Langsam schritten sie durch diese riesige Empfangshalle nach draußen, wo schon eine Limousine auf sie wartete.
Als der Wagen losfuhr, nahm er eine ihrer Hände.
„Du hast ja Eishände, Darling.“
Besorgt sah er sie an und umfasste sogleich mit beiden Händen die ihren, als wenn er sie wärmen wollte.
„Es ist ja auch nicht gerade warm. Es ist Oktober“, sagte sie ruhig und versuchte, sich nicht schnippisch anzuhören.
Torben Crawford lachte.
„Wir haben fast zehn Grad draußen. Ist es so schlimm mit mir?“
Seine Blicke ließen sie geradezu dahinschmelzen.

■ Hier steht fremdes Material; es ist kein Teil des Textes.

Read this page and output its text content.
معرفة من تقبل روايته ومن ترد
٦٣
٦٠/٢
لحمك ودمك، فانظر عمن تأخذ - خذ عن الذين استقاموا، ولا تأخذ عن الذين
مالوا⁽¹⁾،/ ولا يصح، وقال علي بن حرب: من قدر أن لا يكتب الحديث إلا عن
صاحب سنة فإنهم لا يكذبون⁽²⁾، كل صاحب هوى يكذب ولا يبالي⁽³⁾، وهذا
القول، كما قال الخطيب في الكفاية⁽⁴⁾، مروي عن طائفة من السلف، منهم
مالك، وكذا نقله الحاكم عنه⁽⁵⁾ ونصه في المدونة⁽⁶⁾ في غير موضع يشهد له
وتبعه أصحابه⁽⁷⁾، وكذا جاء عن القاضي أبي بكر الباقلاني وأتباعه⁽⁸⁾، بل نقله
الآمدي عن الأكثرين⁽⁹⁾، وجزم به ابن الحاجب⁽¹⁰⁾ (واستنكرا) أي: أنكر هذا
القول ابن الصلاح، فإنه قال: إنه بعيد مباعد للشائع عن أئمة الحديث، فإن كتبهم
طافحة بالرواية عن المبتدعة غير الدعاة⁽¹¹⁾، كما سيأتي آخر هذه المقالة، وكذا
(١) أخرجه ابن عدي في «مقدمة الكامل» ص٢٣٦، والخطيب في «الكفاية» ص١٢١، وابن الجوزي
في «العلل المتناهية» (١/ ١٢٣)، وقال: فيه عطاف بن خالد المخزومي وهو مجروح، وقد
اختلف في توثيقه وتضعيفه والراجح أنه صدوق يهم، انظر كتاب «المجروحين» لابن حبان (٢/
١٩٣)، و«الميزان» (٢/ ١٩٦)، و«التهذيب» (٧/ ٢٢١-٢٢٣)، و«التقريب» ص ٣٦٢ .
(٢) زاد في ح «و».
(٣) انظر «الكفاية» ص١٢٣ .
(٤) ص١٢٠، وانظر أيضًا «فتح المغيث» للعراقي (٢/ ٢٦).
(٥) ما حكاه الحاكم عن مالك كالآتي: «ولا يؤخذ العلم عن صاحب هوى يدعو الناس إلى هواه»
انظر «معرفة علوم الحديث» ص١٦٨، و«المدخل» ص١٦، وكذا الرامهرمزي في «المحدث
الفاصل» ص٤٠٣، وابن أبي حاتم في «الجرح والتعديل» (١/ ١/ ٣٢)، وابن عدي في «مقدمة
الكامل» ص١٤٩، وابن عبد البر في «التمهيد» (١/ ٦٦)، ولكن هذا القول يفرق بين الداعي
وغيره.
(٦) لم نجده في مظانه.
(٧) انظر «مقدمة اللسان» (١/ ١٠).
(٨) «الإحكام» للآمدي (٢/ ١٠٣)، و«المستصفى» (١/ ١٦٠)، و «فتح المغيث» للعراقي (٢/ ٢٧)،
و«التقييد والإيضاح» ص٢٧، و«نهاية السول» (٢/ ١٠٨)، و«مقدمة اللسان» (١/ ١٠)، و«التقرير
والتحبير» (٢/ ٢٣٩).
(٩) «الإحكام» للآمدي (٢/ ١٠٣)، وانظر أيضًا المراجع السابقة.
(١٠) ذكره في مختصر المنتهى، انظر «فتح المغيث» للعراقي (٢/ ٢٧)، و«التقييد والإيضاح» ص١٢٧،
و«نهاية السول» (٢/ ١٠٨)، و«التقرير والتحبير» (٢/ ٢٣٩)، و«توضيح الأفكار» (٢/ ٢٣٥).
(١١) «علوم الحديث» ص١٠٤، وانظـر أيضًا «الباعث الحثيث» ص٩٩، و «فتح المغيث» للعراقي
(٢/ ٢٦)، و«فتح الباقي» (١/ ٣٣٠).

„Ich bin noch nicht so richtig in meiner neuen Rolle und der Situation angekommen. Wo sind wir überhaupt?“
„In Reno. Ich habe vier große Luxushotels. Zwei davon haben ein sehr großes Casino anbei. Das in Las Vegas und das hier in Reno. Wir bleiben ungefähr zwei Wochen hier. Danach fliegen wir nach San Francisco in mein drittes Hotel. Dort wird das Klima etwas milder sein.“
Madeleine nickte nur und sah aus dem Fenster. Gerade als sie fragen wollte, wo sie denn hinfuhren, blieb die Limousine stehen. Der Chauffeur stieg aus und öffnete die Tür. Torben Crawford stieg aus und half ihr aus dem Wagen.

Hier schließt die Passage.